Thornburg v. Mullin, 2005 WL 2146057 (9/05) - Another Oklahoma murder approved under the AEDPA standards of review. With respect to the most interesting issue, the 10th held it was not unreasonable for appellate counsel to fail to raise as an issue that it was unduly prejudicial to have on the wall behind and above the judge a carving of a sword with the words: "an eye for an eye and a tooth for a tooth" [probably not a good rule to live by for a jury deciding whether to kill someone for murdering someone else]. Even though the prosecutor pointed out the sword to the jury, appellate counsel couldn't be faulted for failing to raise the matter when what the carving said was not on the record.
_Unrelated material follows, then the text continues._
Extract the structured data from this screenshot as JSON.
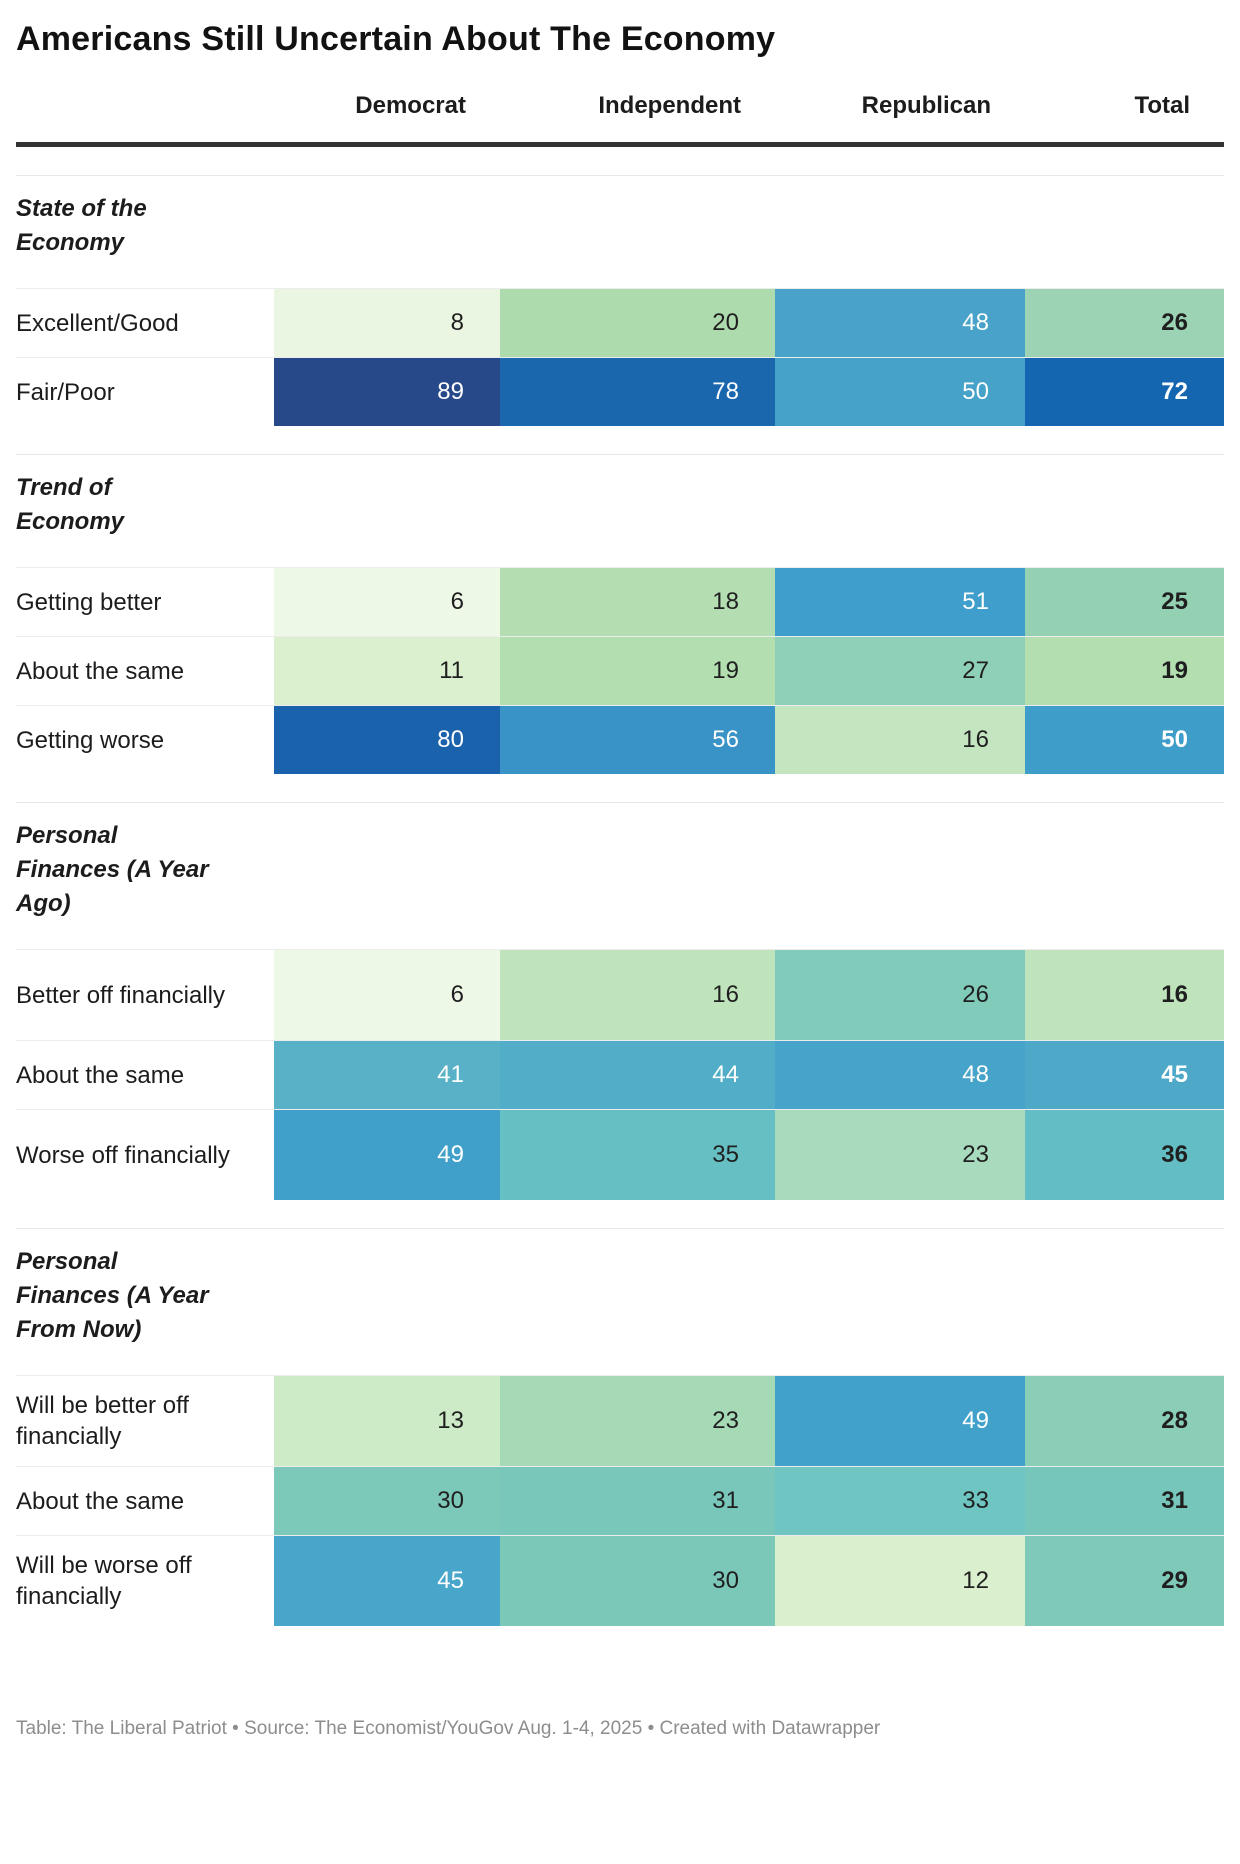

A single statement that a key state witness had passed a polygraph did not violate due process. Likewise for the failure to give a voluntary intoxication instruction [such an instruction might have helped the defendant, but the malice aforethought instruction was sufficient] and a lesser included instruction [the evidence didn't support it, according to the Okl. appellate court]. Challenged out-of-court statements were either not hearsay because they were not admitted for the truth of the matter asserted, admissible to prove the declarant's state of mind or harmless. Gruesome photos of charred remains were properly admitted to prove manner of death even if that matter was not disputed. Prosecutorial remarks were either not misleading, proper anticipation of defense impeachment, reasonable inferences from the evidence, proper description of mitigation evidence or not improper vouching. There was little impropriety in the prosecutor asking for justice for the victims, suggesting the verdict affected the community and noting mass murder is one of the problems of society. The improper mischaracterization of the evidence, eliciting of irrelevant testimony, giving a personal opinion on the appropriateness of the death penalty and asking the jury to kill the defendant to keep him off the streets when the jury could have given a life without parole sentence cumulatively were not prejudicial enough to overturn the state court's opinion on the matters. The victim impact evidence appeared to be admissible under Payne v. Tennessee, 591 U.S. 808, 827 (1991). It was okay that the d.ct. did not specifically list intoxication and brain damage as possible mitigating factors. The failure of counsel to request a voluntary intoxication instruction was objectively reasonable strategy.